Generally, you cannot pursue legal action for infringement if another person is simply using your registered trade mark, and it:
- contains their own name;
- describes their good or service;
- indicates the purpose of their good or service; or
- assists their business with comparative advertising.
We explore each category in more depth below.
Your Registered Trade Mark Contains the Other Person’s Name
Another person or business may be able to use your registered trade mark if it contains their name or the name of their place of business. For example, a family-run computer repair store might be able to advertise their services using their family name McDonald, despite McDonald’s Inc. owning the exclusive rights to use the term ‘McDonald’s’.
However, the person or business must use your registered trade mark in ‘good faith’. This means that they must have acted honestly without attempting to deceive consumers by using your trade mark. Additionally, they should not be trying to take advantage of the reputation associated with your trade mark. The court will look at their conduct objectively to determine whether their use of your trade mark was in good faith.
Describes Their Goods And Services
Another person or business can use your registered trade mark to indicate the:
- kind, quality, quantity, intended purpose, value, geographical origin, or some other characteristic, of their goods or services; or
- time of production of their goods or the time of rendering their services.
For example, if you have protected the phrase ‘fresh fruit’ via a registered trade mark, it might be possible for another person to use the phrase to describe their fresh produce. Again, the person using your mark would have to act objectively in ‘good faith’.
A court will objectively look at a person’s conduct to determine whether they acted in ‘good faith’. Importantly, acting in good faith does not rely on someone’s personal belief of whether they acted honestly.
Indicates the Purpose of Their Goods and Services
Someone may also use your registered trade mark if it indicates the intended purpose of their goods and services. For example, a business that sells accessories for Samsung products might use Samsung’s trade mark when marketing their goods.
However, the ‘good faith’ requirement still applies. To use the same example, if the business claims that Samsung specifically manufactured the accessories, this may be considered an attempt by the business to take advantage of Samsung’s reputation, rather than usage in ‘good faith’.
Assists With Comparative Advertising
One of the last exceptions to trade mark infringement is comparative advertising. For example, a business in the same industry as your own might use your trade mark when advertising a specialised offer they claim is more competitive than your offering.
However, comparative advertising often portrays one business in a less favourable light to make the other business more appealing. In this instance, the other person’s use of your trade mark may mislead or deceive consumers. Furthermore, you might believe that business has been framed in an unfavourable light and suffers a loss as a consequence. In that case, you should consult a lawyer to see what legal avenues are available.
Before you decide to take legal action for trade mark infringement, you should consider whether you have a strong case for proving infringement. This typically involves getting the advice of a lawyer who can provide you with a breakdown of realistic outcomes from infringement proceedings. If you are considering whether to take legal action for trade mark infringement, our experienced IP lawyers can assist. Call us on 1300 657 423 or complete the form on this page.

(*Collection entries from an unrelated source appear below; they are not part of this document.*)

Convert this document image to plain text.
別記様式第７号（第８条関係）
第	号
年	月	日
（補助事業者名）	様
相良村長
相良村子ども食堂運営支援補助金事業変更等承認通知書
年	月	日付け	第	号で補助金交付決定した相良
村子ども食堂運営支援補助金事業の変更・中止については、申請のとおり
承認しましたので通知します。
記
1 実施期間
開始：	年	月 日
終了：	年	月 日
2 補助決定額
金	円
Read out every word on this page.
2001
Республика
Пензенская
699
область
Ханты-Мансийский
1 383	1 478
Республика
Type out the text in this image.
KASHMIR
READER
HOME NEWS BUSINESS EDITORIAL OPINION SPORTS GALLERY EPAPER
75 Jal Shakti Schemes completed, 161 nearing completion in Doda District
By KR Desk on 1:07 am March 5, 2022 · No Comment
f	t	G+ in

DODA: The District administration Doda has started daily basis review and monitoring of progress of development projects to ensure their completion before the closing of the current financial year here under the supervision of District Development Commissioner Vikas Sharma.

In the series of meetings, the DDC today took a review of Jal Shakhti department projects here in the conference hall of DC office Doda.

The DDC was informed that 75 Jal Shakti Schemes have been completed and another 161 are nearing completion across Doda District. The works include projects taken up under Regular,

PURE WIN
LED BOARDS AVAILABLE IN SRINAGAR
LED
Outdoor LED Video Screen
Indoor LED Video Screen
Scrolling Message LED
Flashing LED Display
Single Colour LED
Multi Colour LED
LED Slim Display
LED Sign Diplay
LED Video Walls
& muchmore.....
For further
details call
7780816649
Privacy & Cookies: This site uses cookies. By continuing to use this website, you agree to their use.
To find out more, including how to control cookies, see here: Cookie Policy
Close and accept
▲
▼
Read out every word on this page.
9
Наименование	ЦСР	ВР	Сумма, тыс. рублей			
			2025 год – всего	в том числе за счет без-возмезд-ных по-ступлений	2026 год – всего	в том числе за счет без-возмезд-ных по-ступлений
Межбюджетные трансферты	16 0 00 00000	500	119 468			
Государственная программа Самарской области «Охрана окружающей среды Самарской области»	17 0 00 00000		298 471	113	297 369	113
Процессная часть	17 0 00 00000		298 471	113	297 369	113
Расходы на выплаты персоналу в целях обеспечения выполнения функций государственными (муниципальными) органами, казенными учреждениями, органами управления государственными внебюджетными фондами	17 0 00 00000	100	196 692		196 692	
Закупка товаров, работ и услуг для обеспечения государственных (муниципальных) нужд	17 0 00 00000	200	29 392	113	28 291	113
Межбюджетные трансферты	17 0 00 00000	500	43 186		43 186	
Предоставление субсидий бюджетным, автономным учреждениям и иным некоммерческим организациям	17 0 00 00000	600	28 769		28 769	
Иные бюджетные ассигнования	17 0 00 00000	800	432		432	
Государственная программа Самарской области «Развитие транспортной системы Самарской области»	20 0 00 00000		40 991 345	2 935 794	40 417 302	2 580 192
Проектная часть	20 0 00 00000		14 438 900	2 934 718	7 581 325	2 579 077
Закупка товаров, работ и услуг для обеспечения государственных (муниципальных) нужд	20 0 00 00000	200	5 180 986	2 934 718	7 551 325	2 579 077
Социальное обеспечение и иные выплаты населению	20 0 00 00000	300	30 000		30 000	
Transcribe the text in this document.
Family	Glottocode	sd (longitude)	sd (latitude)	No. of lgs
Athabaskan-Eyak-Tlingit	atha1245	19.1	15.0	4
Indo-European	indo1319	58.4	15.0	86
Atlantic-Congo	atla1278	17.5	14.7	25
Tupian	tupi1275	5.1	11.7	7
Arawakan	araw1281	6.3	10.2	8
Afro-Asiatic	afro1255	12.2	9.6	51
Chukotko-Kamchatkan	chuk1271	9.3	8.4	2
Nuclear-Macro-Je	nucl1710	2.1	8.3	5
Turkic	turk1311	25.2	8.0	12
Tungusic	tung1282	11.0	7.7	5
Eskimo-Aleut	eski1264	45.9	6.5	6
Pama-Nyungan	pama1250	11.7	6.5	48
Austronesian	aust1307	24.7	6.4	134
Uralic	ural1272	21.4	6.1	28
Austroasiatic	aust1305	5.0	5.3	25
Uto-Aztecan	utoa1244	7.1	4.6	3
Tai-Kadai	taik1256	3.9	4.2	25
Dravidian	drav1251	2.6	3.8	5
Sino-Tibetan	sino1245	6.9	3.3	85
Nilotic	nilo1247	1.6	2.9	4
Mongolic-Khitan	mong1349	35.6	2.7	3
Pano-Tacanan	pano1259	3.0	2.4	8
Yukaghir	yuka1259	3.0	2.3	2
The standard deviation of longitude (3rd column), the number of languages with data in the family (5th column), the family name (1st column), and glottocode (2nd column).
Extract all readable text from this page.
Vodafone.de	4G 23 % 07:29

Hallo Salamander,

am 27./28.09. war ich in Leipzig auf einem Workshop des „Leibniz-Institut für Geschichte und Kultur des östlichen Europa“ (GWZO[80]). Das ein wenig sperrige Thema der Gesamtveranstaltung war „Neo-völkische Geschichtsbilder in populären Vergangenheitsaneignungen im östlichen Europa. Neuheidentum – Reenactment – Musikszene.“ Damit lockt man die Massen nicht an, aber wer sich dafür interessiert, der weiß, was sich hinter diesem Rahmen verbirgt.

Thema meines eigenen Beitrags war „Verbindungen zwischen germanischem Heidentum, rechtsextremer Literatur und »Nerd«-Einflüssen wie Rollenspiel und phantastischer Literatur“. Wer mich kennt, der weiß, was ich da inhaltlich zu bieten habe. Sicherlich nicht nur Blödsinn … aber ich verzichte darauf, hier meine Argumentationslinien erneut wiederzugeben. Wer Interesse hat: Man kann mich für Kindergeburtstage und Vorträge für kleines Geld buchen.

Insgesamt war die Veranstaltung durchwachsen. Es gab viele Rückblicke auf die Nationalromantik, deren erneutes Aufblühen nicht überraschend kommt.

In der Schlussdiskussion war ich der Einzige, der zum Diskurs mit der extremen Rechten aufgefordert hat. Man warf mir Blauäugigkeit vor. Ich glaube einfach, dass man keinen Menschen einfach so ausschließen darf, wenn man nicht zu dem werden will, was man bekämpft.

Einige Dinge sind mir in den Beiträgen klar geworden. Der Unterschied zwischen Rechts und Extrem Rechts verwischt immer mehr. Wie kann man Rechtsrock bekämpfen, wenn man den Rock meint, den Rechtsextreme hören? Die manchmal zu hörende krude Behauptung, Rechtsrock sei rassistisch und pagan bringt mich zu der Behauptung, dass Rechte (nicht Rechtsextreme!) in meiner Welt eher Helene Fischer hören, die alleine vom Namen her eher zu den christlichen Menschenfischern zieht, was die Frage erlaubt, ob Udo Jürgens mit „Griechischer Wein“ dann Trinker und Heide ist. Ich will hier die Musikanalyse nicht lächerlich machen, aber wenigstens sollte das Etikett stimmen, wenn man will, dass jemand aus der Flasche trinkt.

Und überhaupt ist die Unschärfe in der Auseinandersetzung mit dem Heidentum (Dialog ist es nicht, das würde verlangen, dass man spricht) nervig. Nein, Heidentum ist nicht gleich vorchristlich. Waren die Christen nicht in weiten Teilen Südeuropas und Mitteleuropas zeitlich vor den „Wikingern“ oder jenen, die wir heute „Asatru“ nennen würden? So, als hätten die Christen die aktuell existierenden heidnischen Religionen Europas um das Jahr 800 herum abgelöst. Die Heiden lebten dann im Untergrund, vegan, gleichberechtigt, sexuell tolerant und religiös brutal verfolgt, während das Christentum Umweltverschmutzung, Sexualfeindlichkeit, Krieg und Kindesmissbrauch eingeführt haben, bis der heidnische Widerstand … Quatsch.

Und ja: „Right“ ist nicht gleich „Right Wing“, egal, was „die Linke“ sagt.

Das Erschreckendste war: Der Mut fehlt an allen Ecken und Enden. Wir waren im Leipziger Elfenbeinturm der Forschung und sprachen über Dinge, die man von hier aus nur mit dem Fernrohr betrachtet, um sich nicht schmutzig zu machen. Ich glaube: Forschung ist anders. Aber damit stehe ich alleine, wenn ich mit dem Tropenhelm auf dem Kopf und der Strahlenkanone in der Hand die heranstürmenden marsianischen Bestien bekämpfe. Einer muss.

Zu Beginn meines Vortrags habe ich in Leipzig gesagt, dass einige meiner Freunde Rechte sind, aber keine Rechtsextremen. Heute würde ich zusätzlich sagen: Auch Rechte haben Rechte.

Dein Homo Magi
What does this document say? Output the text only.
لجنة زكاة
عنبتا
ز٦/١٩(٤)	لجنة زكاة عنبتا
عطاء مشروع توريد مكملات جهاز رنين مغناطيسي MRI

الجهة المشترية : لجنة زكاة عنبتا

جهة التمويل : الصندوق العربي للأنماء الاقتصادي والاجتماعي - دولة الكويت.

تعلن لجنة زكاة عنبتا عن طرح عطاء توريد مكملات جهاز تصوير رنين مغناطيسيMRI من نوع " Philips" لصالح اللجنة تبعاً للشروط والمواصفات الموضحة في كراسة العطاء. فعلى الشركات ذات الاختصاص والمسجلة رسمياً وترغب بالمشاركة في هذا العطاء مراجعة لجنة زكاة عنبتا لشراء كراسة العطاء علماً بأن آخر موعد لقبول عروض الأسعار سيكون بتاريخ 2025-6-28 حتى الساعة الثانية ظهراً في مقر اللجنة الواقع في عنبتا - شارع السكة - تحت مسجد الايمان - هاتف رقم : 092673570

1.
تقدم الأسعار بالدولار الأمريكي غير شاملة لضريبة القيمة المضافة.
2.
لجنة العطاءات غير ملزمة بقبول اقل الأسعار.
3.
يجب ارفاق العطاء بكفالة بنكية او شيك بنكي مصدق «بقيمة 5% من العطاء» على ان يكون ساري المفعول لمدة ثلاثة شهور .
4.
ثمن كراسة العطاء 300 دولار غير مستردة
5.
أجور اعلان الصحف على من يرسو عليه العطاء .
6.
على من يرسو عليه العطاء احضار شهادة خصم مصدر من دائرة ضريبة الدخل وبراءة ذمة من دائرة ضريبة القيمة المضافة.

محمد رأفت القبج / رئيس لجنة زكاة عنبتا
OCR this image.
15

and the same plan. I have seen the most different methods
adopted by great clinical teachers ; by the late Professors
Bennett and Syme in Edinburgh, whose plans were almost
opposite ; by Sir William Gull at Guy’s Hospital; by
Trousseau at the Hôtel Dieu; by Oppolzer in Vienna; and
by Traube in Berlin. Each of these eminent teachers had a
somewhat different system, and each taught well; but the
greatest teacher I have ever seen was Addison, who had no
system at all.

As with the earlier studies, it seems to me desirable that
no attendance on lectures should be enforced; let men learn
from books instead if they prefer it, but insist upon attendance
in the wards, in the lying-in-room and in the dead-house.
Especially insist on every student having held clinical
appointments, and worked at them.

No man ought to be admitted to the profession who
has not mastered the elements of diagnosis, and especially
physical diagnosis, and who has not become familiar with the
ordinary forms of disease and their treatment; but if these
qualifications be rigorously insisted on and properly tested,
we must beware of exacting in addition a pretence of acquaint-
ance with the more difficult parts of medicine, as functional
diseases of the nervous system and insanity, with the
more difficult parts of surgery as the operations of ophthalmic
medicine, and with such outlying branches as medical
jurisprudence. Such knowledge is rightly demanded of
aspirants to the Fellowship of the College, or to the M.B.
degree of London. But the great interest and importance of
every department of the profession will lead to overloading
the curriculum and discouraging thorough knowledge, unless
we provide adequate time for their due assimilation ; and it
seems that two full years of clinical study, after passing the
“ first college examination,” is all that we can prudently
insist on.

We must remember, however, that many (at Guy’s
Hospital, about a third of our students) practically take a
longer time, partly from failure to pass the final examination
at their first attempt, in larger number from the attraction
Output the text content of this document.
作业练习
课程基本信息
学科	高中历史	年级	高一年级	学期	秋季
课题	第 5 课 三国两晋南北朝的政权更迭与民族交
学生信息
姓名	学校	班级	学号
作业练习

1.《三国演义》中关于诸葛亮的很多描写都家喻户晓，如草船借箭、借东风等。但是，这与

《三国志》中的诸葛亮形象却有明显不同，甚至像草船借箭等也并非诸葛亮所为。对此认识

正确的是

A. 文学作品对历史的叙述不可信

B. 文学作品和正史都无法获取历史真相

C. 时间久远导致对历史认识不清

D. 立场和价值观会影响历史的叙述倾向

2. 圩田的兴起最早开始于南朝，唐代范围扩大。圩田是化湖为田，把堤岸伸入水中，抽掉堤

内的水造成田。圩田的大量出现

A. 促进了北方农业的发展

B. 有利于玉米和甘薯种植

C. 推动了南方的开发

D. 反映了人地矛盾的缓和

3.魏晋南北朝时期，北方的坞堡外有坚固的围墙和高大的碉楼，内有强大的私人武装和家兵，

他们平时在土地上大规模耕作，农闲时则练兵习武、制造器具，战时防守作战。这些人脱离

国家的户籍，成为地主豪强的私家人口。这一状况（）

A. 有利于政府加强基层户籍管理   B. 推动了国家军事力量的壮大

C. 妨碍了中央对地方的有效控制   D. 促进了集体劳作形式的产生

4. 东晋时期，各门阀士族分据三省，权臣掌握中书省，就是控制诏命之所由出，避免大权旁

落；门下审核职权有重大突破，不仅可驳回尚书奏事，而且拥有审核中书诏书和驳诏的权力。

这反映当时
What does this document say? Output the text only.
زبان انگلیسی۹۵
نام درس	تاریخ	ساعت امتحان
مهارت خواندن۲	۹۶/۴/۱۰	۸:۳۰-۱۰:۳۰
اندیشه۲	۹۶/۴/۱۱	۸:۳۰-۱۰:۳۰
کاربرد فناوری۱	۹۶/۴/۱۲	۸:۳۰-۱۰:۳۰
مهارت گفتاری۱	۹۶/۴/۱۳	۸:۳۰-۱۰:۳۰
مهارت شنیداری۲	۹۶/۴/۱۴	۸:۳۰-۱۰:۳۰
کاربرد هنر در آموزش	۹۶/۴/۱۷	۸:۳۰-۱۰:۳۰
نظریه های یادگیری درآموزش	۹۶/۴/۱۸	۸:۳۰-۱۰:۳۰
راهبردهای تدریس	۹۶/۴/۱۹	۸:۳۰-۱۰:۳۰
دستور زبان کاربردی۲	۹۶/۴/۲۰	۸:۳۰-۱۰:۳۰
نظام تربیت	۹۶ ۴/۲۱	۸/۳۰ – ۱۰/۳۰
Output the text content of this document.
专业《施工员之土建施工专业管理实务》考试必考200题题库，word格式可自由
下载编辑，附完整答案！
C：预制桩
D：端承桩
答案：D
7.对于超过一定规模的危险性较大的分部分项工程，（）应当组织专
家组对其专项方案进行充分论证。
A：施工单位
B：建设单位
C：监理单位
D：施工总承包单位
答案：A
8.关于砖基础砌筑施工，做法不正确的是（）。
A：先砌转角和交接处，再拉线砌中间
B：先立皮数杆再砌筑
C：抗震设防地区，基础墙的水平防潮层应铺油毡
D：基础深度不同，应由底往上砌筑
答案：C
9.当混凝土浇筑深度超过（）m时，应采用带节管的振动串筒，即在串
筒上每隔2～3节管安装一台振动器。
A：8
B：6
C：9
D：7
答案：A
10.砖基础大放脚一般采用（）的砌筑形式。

Frequently Asked Questions
Trade mark infringement occurs when someone uses a sign that is deceptively similar or substantially identical to your registered trade mark. If you suspect someone has infringed your trade mark, you should seek the advice of a trade mark lawyer.
If your registered trade mark contains the name of a person or business, they might be able to use the name without infringing on your trade mark. Additionally, it might also be allowable for someone to use your trade mark to describe or indicate the purpose of their goods and services. Finally, others can use your trade mark for comparative advertising.